Winter Olympics spoiler alert: Men's biathlon pursuit final
By ARNIE STAPLETON
AP Sports Writer
Article on men's biathlon pursuit final.
WHISTLER, British Columbia — Bjorn Ferry of Sweden kicked up his right leg at the last moment and glided across the finish line on one ski, his poles stretched out in triumph.
“I’m 31, and I’ve waited for this my whole life,” Ferry proclaimed after winning the men’s 12.5-kilometer biathlon pursuit Tuesday.
Sweden has waited even longer.
Ferry’s gold medal was the first for the Swedish men at the Winter Games since Klas Lestander won the 20K race at Squaw Valley in 1960.
Ferry took the lead on the final lap after his fourth shoot and had a winning time of 33 minutes, 38.4 seconds — 16.5 seconds faster that silver medalist Christoph Sumann of Austria.
France’s Vincent Jay, who started first after winning the 10K sprint in his Olympic debut Sunday thanks to a freak snowstorm that struck mid-race and slowed down all the favorites, took the bronze, 28.2 seconds back.
“I’m extremely happy to have this bronze medal, and this time it wasn’t a matter of bad conditions,” Jay said. “This time it was an even playing field.”
Well, not quite.
With the starting times in the pursuit based on the finish times of the previous race, Jay was still benefiting from his good fortune 48 hours earlier.
Sumann was still hurting from a stomach bug that’s been bothering him for days.
“I went straight from the toilet to the track this morning,” he said.
But as he zipped around the course and shot on the range, he felt just fine.
Ferry started 1 minute, 12 seconds behind Jay in the eighth position, and Sumann was 1:24 back in 12th place at the start.
Norway great Ole Einar Bjorndalen, who started in 17th place, was in position to challenge for the podium until his only two misses of the day on his final shoot.
“I was shooting really fast and clean,” said Bjoerndalen, who slipped to seventh. “But I was really tired on the last shooting, so I missed two.”
Bjoerndalen’s impressive haul of nine Olympic medals includes five golds.

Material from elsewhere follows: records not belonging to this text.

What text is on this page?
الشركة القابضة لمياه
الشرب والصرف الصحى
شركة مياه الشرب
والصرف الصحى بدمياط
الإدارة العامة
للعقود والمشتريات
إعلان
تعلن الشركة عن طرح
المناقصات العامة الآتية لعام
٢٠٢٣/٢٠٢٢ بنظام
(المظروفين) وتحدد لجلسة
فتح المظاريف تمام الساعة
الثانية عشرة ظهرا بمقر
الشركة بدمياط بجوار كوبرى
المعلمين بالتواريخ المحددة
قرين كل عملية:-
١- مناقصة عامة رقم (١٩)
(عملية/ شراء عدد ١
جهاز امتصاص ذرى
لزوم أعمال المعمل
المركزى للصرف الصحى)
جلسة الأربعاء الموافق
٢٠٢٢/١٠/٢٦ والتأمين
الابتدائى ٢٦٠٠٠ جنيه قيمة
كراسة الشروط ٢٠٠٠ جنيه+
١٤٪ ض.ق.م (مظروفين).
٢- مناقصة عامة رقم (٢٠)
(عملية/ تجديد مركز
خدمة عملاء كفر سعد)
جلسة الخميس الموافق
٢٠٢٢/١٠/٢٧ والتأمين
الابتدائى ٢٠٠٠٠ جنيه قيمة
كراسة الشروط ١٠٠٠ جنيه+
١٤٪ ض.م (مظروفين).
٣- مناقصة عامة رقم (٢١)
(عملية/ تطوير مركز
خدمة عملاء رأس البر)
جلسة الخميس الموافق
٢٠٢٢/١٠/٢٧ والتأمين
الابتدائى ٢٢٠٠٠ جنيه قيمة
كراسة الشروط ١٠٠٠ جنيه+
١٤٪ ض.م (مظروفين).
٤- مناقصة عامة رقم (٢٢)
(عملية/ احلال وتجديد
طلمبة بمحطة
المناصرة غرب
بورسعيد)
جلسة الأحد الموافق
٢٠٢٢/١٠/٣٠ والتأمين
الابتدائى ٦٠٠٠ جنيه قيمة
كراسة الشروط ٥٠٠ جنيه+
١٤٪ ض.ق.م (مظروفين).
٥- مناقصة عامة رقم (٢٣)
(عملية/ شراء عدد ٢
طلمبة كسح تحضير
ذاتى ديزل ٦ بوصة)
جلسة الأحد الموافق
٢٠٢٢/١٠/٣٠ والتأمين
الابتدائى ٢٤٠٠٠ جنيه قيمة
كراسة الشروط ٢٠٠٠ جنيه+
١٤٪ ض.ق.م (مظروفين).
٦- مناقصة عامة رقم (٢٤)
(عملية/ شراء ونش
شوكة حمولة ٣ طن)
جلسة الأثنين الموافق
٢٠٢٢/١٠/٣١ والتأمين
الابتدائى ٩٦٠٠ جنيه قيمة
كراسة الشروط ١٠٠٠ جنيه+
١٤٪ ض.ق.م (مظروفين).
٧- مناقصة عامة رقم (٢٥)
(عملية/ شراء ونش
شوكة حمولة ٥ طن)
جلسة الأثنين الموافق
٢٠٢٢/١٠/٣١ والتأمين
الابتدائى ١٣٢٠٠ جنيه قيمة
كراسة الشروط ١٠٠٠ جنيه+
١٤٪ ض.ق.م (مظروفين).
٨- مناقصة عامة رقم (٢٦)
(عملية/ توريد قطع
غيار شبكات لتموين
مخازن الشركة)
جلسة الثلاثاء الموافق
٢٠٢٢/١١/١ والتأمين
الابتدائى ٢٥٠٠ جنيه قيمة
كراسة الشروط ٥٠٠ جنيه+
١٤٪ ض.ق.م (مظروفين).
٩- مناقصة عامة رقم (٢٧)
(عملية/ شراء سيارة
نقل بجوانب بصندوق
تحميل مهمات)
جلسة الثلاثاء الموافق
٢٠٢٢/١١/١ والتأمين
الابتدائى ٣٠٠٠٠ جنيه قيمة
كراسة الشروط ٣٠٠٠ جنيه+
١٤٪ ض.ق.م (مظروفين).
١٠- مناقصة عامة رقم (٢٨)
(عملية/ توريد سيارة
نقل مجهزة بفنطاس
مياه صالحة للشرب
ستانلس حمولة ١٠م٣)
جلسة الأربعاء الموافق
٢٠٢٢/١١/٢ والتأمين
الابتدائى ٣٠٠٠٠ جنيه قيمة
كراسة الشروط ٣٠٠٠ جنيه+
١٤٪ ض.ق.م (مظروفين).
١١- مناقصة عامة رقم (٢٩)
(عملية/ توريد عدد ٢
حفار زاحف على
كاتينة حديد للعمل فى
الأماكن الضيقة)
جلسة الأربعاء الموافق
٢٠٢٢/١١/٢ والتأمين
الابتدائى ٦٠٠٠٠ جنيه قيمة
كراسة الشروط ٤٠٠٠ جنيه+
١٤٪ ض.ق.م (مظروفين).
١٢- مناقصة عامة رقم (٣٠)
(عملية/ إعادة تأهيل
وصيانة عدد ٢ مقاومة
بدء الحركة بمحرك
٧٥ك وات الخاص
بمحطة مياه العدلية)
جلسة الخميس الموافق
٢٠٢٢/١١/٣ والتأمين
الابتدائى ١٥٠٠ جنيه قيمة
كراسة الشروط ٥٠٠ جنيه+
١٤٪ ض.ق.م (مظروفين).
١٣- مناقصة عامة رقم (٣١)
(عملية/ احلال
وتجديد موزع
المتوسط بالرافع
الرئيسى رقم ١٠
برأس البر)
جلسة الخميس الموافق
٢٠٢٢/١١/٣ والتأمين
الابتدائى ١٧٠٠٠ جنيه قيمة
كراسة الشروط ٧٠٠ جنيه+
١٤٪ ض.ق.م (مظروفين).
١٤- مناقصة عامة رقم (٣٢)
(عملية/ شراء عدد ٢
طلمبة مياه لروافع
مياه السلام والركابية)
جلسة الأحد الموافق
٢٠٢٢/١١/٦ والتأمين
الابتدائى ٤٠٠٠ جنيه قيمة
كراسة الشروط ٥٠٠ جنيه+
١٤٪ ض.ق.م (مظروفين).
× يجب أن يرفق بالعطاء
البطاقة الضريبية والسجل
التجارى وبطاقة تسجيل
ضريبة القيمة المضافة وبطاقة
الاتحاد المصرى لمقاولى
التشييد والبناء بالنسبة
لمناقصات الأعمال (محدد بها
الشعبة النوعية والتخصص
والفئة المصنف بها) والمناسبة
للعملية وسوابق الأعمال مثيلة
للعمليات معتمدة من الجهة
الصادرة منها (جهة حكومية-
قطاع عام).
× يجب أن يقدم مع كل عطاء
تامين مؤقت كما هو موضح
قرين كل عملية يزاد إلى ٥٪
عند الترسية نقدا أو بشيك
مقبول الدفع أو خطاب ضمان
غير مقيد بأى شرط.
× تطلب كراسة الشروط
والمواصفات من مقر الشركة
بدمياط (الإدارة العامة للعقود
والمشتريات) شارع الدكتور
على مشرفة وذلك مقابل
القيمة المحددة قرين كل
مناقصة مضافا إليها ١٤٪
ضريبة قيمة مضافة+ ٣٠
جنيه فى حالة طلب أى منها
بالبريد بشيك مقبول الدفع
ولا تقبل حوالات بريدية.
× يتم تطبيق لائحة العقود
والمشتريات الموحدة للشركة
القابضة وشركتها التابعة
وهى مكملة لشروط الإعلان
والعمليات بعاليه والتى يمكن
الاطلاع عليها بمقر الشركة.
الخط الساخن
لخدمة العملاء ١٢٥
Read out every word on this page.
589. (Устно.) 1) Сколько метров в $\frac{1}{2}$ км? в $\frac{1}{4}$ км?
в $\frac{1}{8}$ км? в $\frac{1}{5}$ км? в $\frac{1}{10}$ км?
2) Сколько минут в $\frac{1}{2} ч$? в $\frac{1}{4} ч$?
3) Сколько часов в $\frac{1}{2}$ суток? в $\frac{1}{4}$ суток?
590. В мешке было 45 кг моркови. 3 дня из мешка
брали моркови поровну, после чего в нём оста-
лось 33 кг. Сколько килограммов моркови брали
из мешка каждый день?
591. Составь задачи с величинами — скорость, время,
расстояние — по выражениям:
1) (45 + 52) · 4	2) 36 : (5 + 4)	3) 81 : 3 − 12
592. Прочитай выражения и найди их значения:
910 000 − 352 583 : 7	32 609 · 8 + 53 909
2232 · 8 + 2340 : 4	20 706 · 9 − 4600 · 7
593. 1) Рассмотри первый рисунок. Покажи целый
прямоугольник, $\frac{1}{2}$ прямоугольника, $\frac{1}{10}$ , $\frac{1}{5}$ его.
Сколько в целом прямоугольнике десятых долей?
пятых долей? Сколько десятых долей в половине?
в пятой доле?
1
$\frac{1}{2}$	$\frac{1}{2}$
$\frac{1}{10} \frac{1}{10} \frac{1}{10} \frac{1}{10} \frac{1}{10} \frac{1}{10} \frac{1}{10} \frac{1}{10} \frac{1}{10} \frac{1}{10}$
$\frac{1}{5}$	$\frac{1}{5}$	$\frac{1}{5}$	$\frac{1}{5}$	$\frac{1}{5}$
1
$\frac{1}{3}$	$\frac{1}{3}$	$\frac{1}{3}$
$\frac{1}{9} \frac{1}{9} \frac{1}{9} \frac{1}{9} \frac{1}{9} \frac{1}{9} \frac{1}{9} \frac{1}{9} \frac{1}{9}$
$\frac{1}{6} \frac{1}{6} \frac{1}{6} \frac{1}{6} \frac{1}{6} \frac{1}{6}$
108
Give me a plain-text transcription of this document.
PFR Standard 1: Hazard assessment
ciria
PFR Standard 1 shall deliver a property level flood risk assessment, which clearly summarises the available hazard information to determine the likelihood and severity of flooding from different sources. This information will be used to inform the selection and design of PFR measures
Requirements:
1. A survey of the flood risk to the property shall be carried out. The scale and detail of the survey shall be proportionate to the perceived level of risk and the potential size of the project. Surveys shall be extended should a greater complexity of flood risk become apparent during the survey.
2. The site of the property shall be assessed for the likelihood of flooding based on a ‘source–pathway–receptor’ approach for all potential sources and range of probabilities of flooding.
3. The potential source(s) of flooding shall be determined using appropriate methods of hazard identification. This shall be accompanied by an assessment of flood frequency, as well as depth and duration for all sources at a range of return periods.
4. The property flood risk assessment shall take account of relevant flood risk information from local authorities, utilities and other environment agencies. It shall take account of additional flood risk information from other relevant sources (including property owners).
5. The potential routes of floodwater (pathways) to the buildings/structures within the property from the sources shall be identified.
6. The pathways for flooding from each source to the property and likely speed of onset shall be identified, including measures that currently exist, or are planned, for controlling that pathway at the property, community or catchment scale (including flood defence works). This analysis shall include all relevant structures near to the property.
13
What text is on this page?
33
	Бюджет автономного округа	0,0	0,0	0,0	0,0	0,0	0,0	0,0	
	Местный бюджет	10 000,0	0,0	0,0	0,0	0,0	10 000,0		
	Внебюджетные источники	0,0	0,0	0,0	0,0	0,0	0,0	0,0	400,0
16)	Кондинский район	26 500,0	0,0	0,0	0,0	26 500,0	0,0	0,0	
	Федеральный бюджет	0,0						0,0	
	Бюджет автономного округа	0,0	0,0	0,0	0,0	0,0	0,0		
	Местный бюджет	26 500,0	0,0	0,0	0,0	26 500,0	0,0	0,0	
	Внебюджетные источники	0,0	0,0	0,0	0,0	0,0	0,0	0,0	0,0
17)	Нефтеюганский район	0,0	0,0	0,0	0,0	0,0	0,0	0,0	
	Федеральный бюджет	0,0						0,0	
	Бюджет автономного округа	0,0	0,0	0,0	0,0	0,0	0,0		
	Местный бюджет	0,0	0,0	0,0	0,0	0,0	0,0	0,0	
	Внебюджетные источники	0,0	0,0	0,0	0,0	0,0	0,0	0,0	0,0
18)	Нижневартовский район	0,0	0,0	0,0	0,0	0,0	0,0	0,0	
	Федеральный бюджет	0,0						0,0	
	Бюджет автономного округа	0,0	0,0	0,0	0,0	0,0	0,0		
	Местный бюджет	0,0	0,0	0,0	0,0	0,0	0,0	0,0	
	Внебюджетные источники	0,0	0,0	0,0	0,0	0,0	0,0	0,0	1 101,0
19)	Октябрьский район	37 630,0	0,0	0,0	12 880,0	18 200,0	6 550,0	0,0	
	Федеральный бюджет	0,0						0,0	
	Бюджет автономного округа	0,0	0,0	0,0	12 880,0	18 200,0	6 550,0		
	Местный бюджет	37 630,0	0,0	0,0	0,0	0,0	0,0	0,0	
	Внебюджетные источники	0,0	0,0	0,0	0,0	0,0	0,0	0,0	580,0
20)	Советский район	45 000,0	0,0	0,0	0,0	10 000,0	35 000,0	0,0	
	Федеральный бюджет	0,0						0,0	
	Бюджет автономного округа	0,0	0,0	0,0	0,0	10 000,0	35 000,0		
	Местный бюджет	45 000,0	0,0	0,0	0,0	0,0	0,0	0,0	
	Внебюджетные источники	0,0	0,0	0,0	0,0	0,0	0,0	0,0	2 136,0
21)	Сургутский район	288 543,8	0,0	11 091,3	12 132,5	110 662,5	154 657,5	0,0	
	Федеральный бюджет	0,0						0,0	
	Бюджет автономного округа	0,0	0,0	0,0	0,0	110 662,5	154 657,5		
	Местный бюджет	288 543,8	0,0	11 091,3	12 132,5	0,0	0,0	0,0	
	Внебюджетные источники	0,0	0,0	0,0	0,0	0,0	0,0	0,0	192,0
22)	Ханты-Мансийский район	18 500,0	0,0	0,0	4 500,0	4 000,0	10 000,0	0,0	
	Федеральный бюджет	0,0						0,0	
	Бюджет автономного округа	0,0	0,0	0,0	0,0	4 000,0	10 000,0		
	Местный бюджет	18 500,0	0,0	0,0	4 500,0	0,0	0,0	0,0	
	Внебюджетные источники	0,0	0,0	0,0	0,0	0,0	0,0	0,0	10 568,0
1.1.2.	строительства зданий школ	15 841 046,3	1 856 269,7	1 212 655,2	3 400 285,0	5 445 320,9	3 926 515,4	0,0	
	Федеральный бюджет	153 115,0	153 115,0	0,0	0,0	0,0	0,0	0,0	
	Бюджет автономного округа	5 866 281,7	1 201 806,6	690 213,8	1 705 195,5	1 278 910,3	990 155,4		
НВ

But he hasn’t won at Olympic race since 2002 and remains three golds short of matching Norwegian cross-country skier Bjoern Daehlie’s record.
“I could hear him next to me on the range, crying after his two misses,” Sumann said. “I had one, so I said maybe I’m in good shape to be in front of him at the finish line.”
Jay and Ferry left the range together after both missed one of five targets on their fourth and final shoot and had to circle the 150-meter penalty loop. Ferry, who had just the one miss overall, quickly pulled away from Jay, who missed two targets, same as Sumann.
Jay’s day was doubly sweet: his girlfriend, Marie Laure Brunet of France, won the bronze in the women’s pursuit hours earlier.
As with that event, there were problems with race officials supposed to make sure the athletes started on time. Two men, including American Jeremy Teela, went off too early, and three athletes went off too late in the women’s 10K.
The International Biathlon Union called the blunders an embarrassment.
Teela left 22 seconds before he was supposed to, and that amount was docked from his finishing time, dropping him from 20th to 24th. Canadian Jean Philippe Leguellec was penalized 30 seconds, sending him from fifth place to 11th.
Fourth-place finisher Anna Carin Olofsson-Zidek of Sweden was inadvertently held back for 14 seconds in the women’s race.
“I can’t understand why this can happen,” said Norbert Baier, the IBU’s technical delegate who handled one of the start gates himself.
Baier acknowledged the IBU had been warned there were inexperienced officials at the biathlon course, but he didn’t say why nothing was done about that.
Baier said the official who erred in the women’s race was from Switzerland and wasn’t allowed to work the men’s race, where the official who goofed was from the Czech Republic.
Because the rest of the slate doesn’t include closely staggered start times like these, it won’t be an issue in the remaining races, much to the relief of the IBU.
America’s best biathlete, Tim Burke, of Paul Smiths, N.Y., didn’t go off until Vincent had been on the course for nearly three minutes, an impossible deficit.
“This was a training session for me,” said Burke, who was done in by a mid-race snowstorm in the sprint and moved up just one spot to finish in 46th Tuesday. “After that crazy sprint, I knew I didn’t have a chance.”
Burke, who two months ago became the first U.S. biathlete to wear the coveted yellow bib as the overall World Cup leader, still expects to contend for America’s first Olympic medal in the European-dominated sport that combines cross country skiing with rifle marksmanship.
His next chance is in Thursday’s 20-kilometer individual event.